Sorunlara karşı çözüm önerileri
Eğitim alanında yaşanan sorunların çözülmesi adına birçok öneri sunan Saliha Zorlu, yapılması gerekenleri şu şekilde sıraladı: “Eğitim fakültelerinin nitelikli hale getirilmesi ve ihtiyaç dahilinde açılması, buradan mezun olan tüm öğretmen arkadaşlarımızın atamaya hak kazanması. Ayrıca KPSS gibi bir sınav sistemini de ihtiyaç doğurmayacak şekilde sistemin oluşturulması gerekiyor. Ama illa ki bir yeterlilik sınavı oluşturulacaksa mülakat gibi kapalı kapılar ardında denetimden uzak bir uygulamada değil, denetime açık nesnel veriler ile objektif olarak yapılabilir sınav ile sağlanması gerekiyor. Ama önceliğimiz, tüm eğitim fakültelerinden mezun olan arkadaşlarımızın atama haklarına sahip olmasıdır. Her seçim döneminde mülakatı kaldıracağını vadeden hükümet, geçtiğimiz 2023 yılı seçimlerinde de bu vaatte bulundu. Gençlerin umutlarına seslendi, ‘mutlaka kaldırılacak’ denildi. Seçimin hemen ardından, ‘hayır, biz öyle demedik. Biz, mülakata karşı çıkacağız demedik’ diye bir kavramı kullandı. Mülakat gibi mülakat yapacağız dediği yılın sonunda bugün geldiğimiz noktada mülakat mağduru edilen ama KPSS ile atanmaya hak kazanmış, mülakatla bu hakkı elinden alınmış binlerce gencimiz ortaya çıktı. Bu arkadaşların bu sürece inancı, itibarı olabildiğince az. Biz de halkımıza mülakatların kaldırılması ile ilgili verdiğimiz mücadeleyi büyüteceğimizi bir kez daha söylüyoruz.”
‘Atama ve mülakat sistemi gençleri intihara sürüklüyor’
Eğitim sisteminde yaşanan sorunların genç kuşak üzerindeki etkisine değinen Saliha Zorlu, şöyle devam etti: “Eğitim süreçlerine karşı umutsuzlaşmış bir genç kuşak var. LGS sınavı ile bir ayıklama alanından geçerek sosyo-ekonomik sınıflara göre ayarlanmış, dizayn edilmiş okul sistemlerinde eğitim sürecini geçiren öğrenciler, bu sürecin sonunda üniversite eğitiminden de çok umutlu halde değil.
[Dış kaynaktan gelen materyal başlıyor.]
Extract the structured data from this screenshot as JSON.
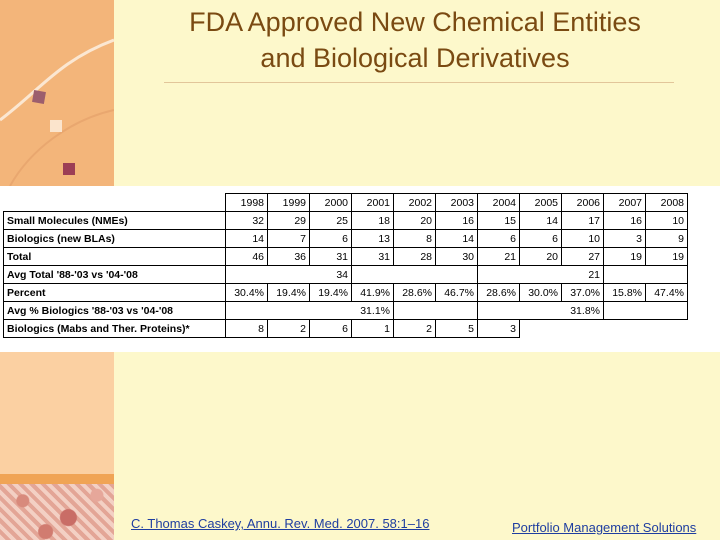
{
  "slide": {
    "title_line1": "FDA Approved New Chemical Entities",
    "title_line2": "and Biological Derivatives",
    "citation": "C. Thomas Caskey, Annu. Rev. Med. 2007. 58:1–16",
    "footer": "Portfolio Management Solutions"
  },
  "table": {
    "years": [
      "1998",
      "1999",
      "2000",
      "2001",
      "2002",
      "2003",
      "2004",
      "2005",
      "2006",
      "2007",
      "2008"
    ],
    "rows": {
      "small_molecules": {
        "label": "Small Molecules (NMEs)",
        "values": [
          "32",
          "29",
          "25",
          "18",
          "20",
          "16",
          "15",
          "14",
          "17",
          "16",
          "10"
        ]
      },
      "biologics": {
        "label": "Biologics (new BLAs)",
        "values": [
          "14",
          "7",
          "6",
          "13",
          "8",
          "14",
          "6",
          "6",
          "10",
          "3",
          "9"
        ]
      },
      "total": {
        "label": "Total",
        "values": [
          "46",
          "36",
          "31",
          "31",
          "28",
          "30",
          "21",
          "20",
          "27",
          "19",
          "19"
        ]
      },
      "avg_total": {
        "label": "Avg Total '88-'03 vs '04-'08",
        "first": "34",
        "second": "21"
      },
      "percent": {
        "label": "Percent",
        "values": [
          "30.4%",
          "19.4%",
          "19.4%",
          "41.9%",
          "28.6%",
          "46.7%",
          "28.6%",
          "30.0%",
          "37.0%",
          "15.8%",
          "47.4%"
        ]
      },
      "avg_pct": {
        "label": "Avg % Biologics '88-'03 vs '04-'08",
        "first": "31.1%",
        "second": "31.8%"
      },
      "mabs": {
        "label": "Biologics (Mabs and Ther. Proteins)*",
        "values": [
          "8",
          "2",
          "6",
          "1",
          "2",
          "5",
          "3"
        ]
      }
    }
  },
  "colors": {
    "title": "#7a4a12",
    "link": "#1f3ea0",
    "background": "#fdf8cb"
  }
}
Bu sene YKS sınavına girenlerin oranı yaklaşık 650-700 bin arası. Bu durumda öğrencinin azalması, bunun bir göstergesidir. Çocuklarımız artık üniversiteye girmek istemiyor. Mezun olan çevresinin eğitimli işsizler olduğunu gözlemliyor. Kendileri için hükümetin biçtiği rolün ucuz iş gücü olduğunu fark ediyor ve bu umutsuzlukla beraber kendini bu sürecin dışına çıkarıyor. Geçtiğimiz yıllarda ve bu yıl ataması yapılmayan mülakat mağdurları öğretmenlerden intiharlar yaşandı. Bu gençlerin Türkiye’nin içerisinde olduğu ekonomik kriz ile baş etmeleri geldikleri yaş itibarı ile bağımlı kalmaları gerçekten ruhsal problemlere sebep oluşturdu. Bu ruhsal problemleri ataması yapılmayan öğretmen arkadaşlarımızda çok görüyoruz.”
‘İktidarın eğitim modeli sorun yok etmek yerine sorun yaratıyor’
İktidarın eğitim sistemine yönelik politikalarını bilinçli sürdürdüğünü vurgulayan Saliha Zorlu, “Eğitim Sen olarak okulları gezdiğimizde karşılaştığımız ücretli öğretmen arkadaşlarımız var. Buradaki arkadaşlarımızın umutsuzluğu ve isyanı bizi de çok derinden etkiliyor. Arkadaşlarımızın asgari ücretin altında öğretmenlik yapıyor olması, bir öğretmenin alacağı maaş ile üç ücretli öğretmen çalıştırılması hükümetin ekonomik politikalarından bağımsız değil. Bu politikaları, sürecin kendisi ile getirdiği sonuçlar olarak değerlendirmiyoruz. Bilinçli olarak planlanmış bir politikanın sonuçları olarak değerlendiriyoruz. Bu hali ile YKS girişindeki azalmalar, üniversite ve liseye karşı inançsızlık genlerimizin yaşam risklerini ortaya çıkarıyor. Kendilerini belki de çok daha riskli alanlarda ifade etmeye çalışıyorlar. Ucuz iş gücü haline geliyorlar. Ucuz iş gücü haline gelmeyenler ona itiraz edenlerin de zaman içinde toplumsal sorunlarla baş etmek zorunda kaldığını gözlemliyoruz. Bunlar üzücü durumlar. Eğitimin bugün bu kadar toplumsal krize sebep olarak ortada durması çok üzücü bir durum. Biz eğitimi, toplumu dönüştürecek, aydınlatacak bir kurum olarak değerlendirirken bugün Türkiye’nin, toplumun sorunlarına çözüm bulmak yerine sorunları daha da arttıran, çeşitlendiren, derinleştiren bir yerde durması Eğitim Sen için de çok üzücüdür. Bunun mücadelesini daha büyük ve güçlü bir şekilde yürütmemiz gerekiyor” dedi.